KANDIĆ: Per i serbi che vivono in Kosovo, la Serbia deve avere buoni rapporti con le istituzioni kosovare. Sono stati persi anni a nome della difesa del principio territoriale che aveva portato la Serbia alla decisione internazionale del bombardamento. Il nuovo presidente della Serbia ha annunciato un cambiamento delle relazioni. Ha detto di volere un incontro formale con la presidente del Kosovo. Questo sara’ un grande evento, sia per i serbi che per gli albanesi. Se ci saranno buoni rapporti, il riconoscimento del Kosovo si potrebbe mettere anche in un contesto positivo – „a fin di una vita migliore per i serbi“.

MONITOR: Da Tadić ha ottenuto il sostegno per l’iniziativa REKOM. Lei ha delle aspettative nell’ambito di questa iniziativa anche dal nuovo governo in Serbia i cui rappresentanti erano „parte del problema“ degli anni 90? 
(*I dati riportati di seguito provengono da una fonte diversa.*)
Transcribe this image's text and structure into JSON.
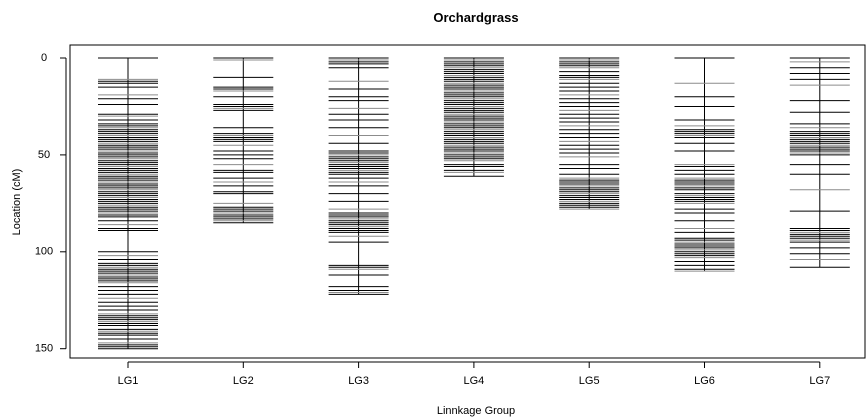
{
  "chart_data": {
    "type": "linkage-map",
    "title": "Orchardgrass",
    "xlabel": "Linnkage Group",
    "ylabel": "Location (cM)",
    "ylim": [
      0,
      155
    ],
    "y_axis_inverted": true,
    "yticks": [
      0,
      50,
      100,
      150
    ],
    "categories": [
      "LG1",
      "LG2",
      "LG3",
      "LG4",
      "LG5",
      "LG6",
      "LG7"
    ],
    "colors": {
      "marker_dark": "#000000",
      "marker_light": "#8c8c8c"
    },
    "groups": [
      {
        "name": "LG1",
        "length": 150,
        "markers": [
          0,
          11,
          12,
          13,
          15,
          19,
          21,
          24,
          29,
          30,
          32,
          34,
          35,
          36,
          37,
          38,
          39,
          40,
          41,
          42,
          43,
          44,
          45,
          46,
          47,
          48,
          49,
          50,
          51,
          52,
          53,
          54,
          55,
          56,
          57,
          58,
          59,
          60,
          61,
          62,
          63,
          64,
          65,
          66,
          67,
          68,
          69,
          70,
          71,
          72,
          73,
          74,
          75,
          76,
          77,
          78,
          79,
          80,
          81,
          82,
          84,
          86,
          88,
          89,
          100,
          102,
          104,
          106,
          107,
          108,
          109,
          110,
          111,
          112,
          113,
          114,
          115,
          116,
          118,
          120,
          122,
          124,
          126,
          128,
          130,
          132,
          133,
          134,
          135,
          136,
          137,
          138,
          140,
          141,
          142,
          143,
          145,
          147,
          148,
          149,
          150
        ]
      },
      {
        "name": "LG2",
        "length": 85,
        "markers": [
          0,
          1,
          10,
          15,
          16,
          17,
          20,
          24,
          25,
          26,
          27,
          36,
          39,
          40,
          41,
          42,
          43,
          45,
          48,
          50,
          52,
          55,
          58,
          59,
          62,
          64,
          66,
          69,
          70,
          75,
          77,
          78,
          79,
          80,
          81,
          82,
          83,
          84,
          85
        ]
      },
      {
        "name": "LG3",
        "length": 122,
        "markers": [
          0,
          1,
          2,
          3,
          5,
          12,
          16,
          20,
          22,
          26,
          29,
          32,
          36,
          40,
          44,
          48,
          49,
          50,
          51,
          52,
          53,
          54,
          55,
          56,
          57,
          58,
          59,
          60,
          62,
          64,
          66,
          70,
          74,
          78,
          80,
          81,
          82,
          83,
          84,
          85,
          86,
          87,
          88,
          89,
          90,
          92,
          95,
          107,
          108,
          109,
          112,
          118,
          120,
          121,
          122
        ]
      },
      {
        "name": "LG4",
        "length": 61,
        "markers": [
          0,
          1,
          2,
          3,
          4,
          5,
          6,
          7,
          8,
          9,
          10,
          11,
          12,
          13,
          14,
          15,
          16,
          17,
          18,
          19,
          20,
          21,
          22,
          23,
          24,
          25,
          26,
          27,
          28,
          29,
          30,
          31,
          32,
          33,
          34,
          35,
          36,
          37,
          38,
          39,
          40,
          41,
          42,
          43,
          44,
          45,
          46,
          47,
          48,
          49,
          50,
          51,
          52,
          53,
          55,
          56,
          58,
          59,
          61
        ]
      },
      {
        "name": "LG5",
        "length": 78,
        "markers": [
          0,
          1,
          2,
          3,
          4,
          5,
          7,
          9,
          10,
          11,
          13,
          15,
          17,
          19,
          21,
          23,
          25,
          27,
          29,
          31,
          33,
          35,
          37,
          39,
          41,
          43,
          45,
          47,
          49,
          51,
          55,
          57,
          60,
          62,
          63,
          64,
          65,
          66,
          67,
          68,
          69,
          70,
          71,
          72,
          73,
          74,
          75,
          76,
          77,
          78
        ]
      },
      {
        "name": "LG6",
        "length": 110,
        "markers": [
          0,
          13,
          20,
          25,
          32,
          35,
          37,
          38,
          39,
          40,
          41,
          44,
          48,
          55,
          56,
          58,
          60,
          62,
          63,
          64,
          65,
          66,
          67,
          68,
          70,
          71,
          72,
          73,
          74,
          75,
          78,
          80,
          84,
          88,
          90,
          93,
          94,
          95,
          96,
          97,
          98,
          99,
          100,
          101,
          102,
          103,
          105,
          107,
          109,
          110
        ]
      },
      {
        "name": "LG7",
        "length": 108,
        "markers": [
          0,
          2,
          5,
          8,
          11,
          14,
          22,
          28,
          34,
          36,
          38,
          39,
          40,
          41,
          42,
          43,
          44,
          45,
          46,
          47,
          48,
          49,
          50,
          55,
          60,
          68,
          79,
          88,
          89,
          90,
          91,
          92,
          93,
          94,
          95,
          98,
          101,
          104,
          108
        ]
      }
    ]
  }
}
KANDIĆ: Ho paura che quando si tratta di Dačić, lui ha giocato troppo imitando „Slobo“ e che da lui non possiamo aspettarci un riesame critico della politica di Milošević. Nikolić puo’ giocare un rulo importante nell’affrontare il pasato, proprio come qualcuno che aveva contribuito all’euforia nazionale che si era trasformata nel male verso gli altri.
Credo profondamente nella necessita’ di fondare una Commissione regionale che si occuperebbe di vittime e crimini di guerra, nominando tutte le vittime e quindi chiedero’ sostegno anche al nuovo presidente della Serbia. Personalmente, mi aspettavo di piu’ da Boris Tadić, nel senso di un maggiore sostegno, ma lui non e’ nemmeno venuto alla presentazione del primo libro sulla memoria del Kosovo, dedicato a tutte le vittime. Questo libro e’ finora il piu’ grande argomento del perche’ abbiamo bisogno di REKOM.

MONITOR: Come ha vissuto gli attacchi all’iniziativa „il voto con le schede bianche“? 
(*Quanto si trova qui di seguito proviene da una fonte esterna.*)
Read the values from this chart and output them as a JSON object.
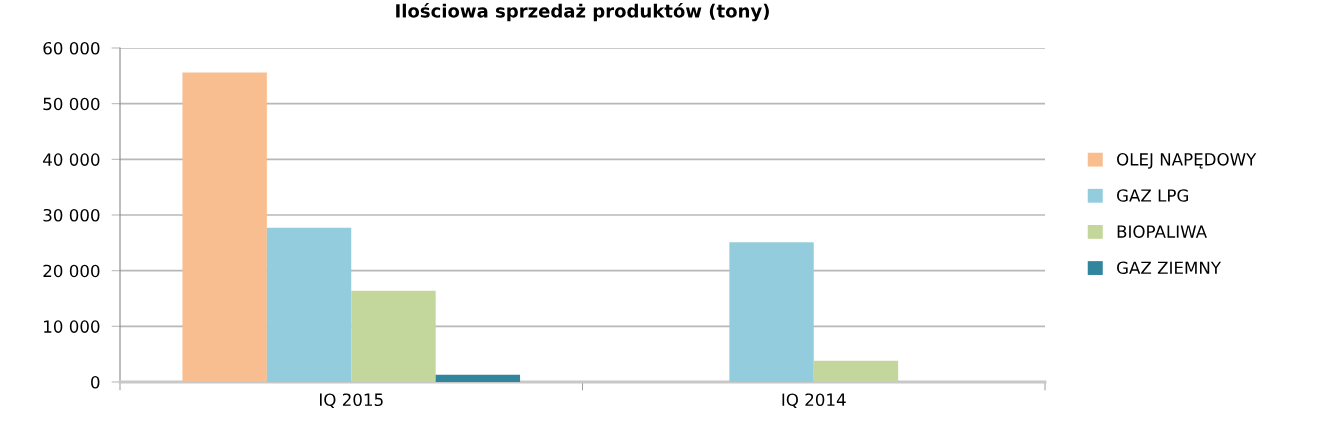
{
  "chart_data": {
    "type": "bar",
    "title": "Ilościowa sprzedaż produktów (tony)",
    "categories": [
      "IQ 2015",
      "IQ 2014"
    ],
    "series": [
      {
        "name": "OLEJ NAPĘDOWY",
        "color": "#f9be8f",
        "values": [
          55600,
          null
        ]
      },
      {
        "name": "GAZ LPG",
        "color": "#93cddd",
        "values": [
          27700,
          25100
        ]
      },
      {
        "name": "BIOPALIWA",
        "color": "#c3d69b",
        "values": [
          16400,
          3800
        ]
      },
      {
        "name": "GAZ ZIEMNY",
        "color": "#31859c",
        "values": [
          1300,
          null
        ]
      }
    ],
    "ylim": [
      0,
      60000
    ],
    "yticks": [
      {
        "value": 0,
        "label": "0"
      },
      {
        "value": 10000,
        "label": "10 000"
      },
      {
        "value": 20000,
        "label": "20 000"
      },
      {
        "value": 30000,
        "label": "30 000"
      },
      {
        "value": 40000,
        "label": "40 000"
      },
      {
        "value": 50000,
        "label": "50 000"
      },
      {
        "value": 60000,
        "label": "60 000"
      }
    ],
    "grid": "y",
    "legend": "right"
  }
}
KANDIĆ: L’attacco alle „schede bianche“ si e’ trasformato in un attacco contro gli intelettuali „disobbedienti“. Subito dopo la proclamazione della sconfitta elettorale di Boris Tadić ci sono state gravi accuse nei confronti di Vesna Pešić – risultava colpevole per la sconfitta di Tadić e le imputano di aver reso possibile la vittoria di Nikolić. E’ ridicolo perche’ lei aveva solo posto la questione del risultato del governamento di Boris Tadić. Il nostro problema e’ che non si parla di risultati e lei proprio su questo ha avuto un forte appoggio civile. E’ importante per il nuovo presidente sapere che dovra’ presentare pubblicamente i conti relativi ai risultati.